The bill directs the Health Resources & Services Administration (HRSA) to arm healthcare professionals with fibroid information. This material would highlight that Women of Color have an elevated risk for fibroids and should include information on all available treatment options.

“We always say that your relationship with your physician is a partnership. You are both working in partnership to come up with the best course of treatment for your care.”

The White Dress Project has a director.

We hear from our community that hysterectomy is the only treatment option that they have. That should never happen. There are more treatment options available than just hysterectomy, even though there are not a lot of options available.

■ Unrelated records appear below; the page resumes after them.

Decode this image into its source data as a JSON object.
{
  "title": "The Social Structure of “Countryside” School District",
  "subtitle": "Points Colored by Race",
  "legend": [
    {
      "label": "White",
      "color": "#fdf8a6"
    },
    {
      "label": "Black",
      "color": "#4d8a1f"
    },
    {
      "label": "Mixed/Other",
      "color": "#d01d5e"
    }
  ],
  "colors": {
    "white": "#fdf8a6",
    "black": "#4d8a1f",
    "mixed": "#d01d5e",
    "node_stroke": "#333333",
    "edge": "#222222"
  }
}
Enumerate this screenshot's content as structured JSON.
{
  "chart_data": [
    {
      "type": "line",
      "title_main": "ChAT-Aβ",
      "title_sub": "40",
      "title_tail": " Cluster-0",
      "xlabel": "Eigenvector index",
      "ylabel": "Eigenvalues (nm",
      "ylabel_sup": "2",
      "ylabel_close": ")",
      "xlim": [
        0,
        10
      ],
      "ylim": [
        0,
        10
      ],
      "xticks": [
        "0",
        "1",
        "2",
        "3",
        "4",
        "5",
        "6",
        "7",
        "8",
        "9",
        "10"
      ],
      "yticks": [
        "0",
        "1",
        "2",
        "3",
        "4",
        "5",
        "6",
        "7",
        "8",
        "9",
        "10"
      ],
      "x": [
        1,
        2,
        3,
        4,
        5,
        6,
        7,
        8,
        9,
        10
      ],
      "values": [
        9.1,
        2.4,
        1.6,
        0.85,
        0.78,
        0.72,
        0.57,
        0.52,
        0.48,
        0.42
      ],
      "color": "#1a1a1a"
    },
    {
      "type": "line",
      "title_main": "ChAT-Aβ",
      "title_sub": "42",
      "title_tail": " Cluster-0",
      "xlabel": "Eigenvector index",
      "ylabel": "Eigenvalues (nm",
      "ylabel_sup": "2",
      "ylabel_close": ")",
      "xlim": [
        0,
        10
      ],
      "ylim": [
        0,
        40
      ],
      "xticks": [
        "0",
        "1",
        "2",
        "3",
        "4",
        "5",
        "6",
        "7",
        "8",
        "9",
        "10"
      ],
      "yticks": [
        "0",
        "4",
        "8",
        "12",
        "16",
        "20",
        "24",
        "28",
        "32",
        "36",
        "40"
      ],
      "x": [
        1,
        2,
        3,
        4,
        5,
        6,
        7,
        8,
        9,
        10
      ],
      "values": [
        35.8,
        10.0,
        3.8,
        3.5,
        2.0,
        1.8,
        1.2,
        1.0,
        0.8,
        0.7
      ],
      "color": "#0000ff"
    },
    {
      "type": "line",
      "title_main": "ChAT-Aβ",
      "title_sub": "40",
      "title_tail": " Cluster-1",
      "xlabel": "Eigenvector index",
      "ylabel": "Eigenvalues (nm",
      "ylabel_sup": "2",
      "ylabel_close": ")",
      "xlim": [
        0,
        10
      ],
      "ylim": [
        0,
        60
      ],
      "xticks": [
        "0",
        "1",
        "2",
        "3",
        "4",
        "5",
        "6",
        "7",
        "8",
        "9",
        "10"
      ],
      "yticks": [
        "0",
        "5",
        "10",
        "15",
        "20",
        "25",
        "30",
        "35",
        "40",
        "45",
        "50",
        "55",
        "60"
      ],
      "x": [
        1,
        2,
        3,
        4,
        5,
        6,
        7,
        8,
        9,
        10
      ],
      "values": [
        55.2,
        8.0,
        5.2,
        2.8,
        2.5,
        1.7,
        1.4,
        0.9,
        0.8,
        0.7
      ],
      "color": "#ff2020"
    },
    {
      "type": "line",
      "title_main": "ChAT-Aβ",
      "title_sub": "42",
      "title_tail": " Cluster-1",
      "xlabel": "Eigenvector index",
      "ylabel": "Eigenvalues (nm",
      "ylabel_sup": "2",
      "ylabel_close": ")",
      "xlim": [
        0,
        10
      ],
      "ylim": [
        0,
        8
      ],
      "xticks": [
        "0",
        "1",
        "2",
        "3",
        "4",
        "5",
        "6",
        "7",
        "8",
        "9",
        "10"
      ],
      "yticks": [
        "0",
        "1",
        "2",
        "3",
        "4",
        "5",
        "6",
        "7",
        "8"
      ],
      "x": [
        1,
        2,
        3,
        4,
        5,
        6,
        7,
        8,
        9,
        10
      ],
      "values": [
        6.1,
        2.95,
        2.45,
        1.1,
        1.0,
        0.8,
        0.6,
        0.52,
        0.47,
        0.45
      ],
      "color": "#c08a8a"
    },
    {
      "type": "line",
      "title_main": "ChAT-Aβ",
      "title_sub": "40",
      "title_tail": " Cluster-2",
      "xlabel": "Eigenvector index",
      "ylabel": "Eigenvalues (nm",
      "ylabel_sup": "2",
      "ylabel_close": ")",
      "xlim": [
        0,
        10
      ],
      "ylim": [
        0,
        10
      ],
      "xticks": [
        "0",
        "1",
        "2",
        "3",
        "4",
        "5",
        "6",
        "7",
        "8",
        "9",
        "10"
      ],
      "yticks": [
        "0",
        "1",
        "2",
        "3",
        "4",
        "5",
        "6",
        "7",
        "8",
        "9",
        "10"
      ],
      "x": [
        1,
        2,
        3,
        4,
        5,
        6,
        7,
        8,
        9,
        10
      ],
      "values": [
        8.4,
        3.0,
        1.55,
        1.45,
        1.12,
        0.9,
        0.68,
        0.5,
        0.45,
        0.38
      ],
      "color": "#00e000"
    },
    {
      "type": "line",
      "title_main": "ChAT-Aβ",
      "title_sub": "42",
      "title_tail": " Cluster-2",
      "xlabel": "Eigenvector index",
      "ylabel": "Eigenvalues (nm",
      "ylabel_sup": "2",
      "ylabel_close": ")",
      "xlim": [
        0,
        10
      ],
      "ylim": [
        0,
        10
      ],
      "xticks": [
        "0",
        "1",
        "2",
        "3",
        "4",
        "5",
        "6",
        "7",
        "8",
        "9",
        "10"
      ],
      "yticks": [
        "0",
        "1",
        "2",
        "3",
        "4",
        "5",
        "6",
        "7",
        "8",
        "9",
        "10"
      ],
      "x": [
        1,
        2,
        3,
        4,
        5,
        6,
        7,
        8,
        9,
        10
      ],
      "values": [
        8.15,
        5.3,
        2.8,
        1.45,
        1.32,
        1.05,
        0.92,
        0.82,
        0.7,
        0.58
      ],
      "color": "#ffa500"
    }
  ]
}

That is another reason we want to give our community accurate information. You only told me about a hysterectomy, even though they can take it to their doctor and say all of these treatment options exist.

A lot of women mention that they are presented with only one option, and that is hysterectomy. It is worse when it comes to Black women.

Black women are often told that hysterectomy is the only option they have. That is a challenge that is faced by that minority community as well, in self-advocacy and empowering our community to become their own advocates for their health.

We have this series called the Dialogue with the Doctors. It’s a discussion among healthcare professionals in the field. One of the topics that gets a lot of interest is treatment options. We bring in doctors treating fibroids to arm our community with that information.

Sometimes you go to the doctor and you are so anxious you are afraid. You forget what to ask when you are worried.

“Your relationship with your doctor is a partnership. You are working together to come up with the best course of treatment for your care. We respect their knowledge. Your doctor’s expertise in the clinical aspect should be held in the same regard as your own expertise in the body.”

We host these educational events. We have an EmPOWERment Experience coming up in July [2022] in Washington, DC. We’re bringing doctors and patient advocates because their stories of our community are so impactful.

This is a volunteer-run organization. If people want to volunteer, they can go to our website. There’s a page called “Get Involved.” If they want to share their stories, reach out to us. We love posting stories on our page.

Also, reach out to your congressperson. We have that information on our website.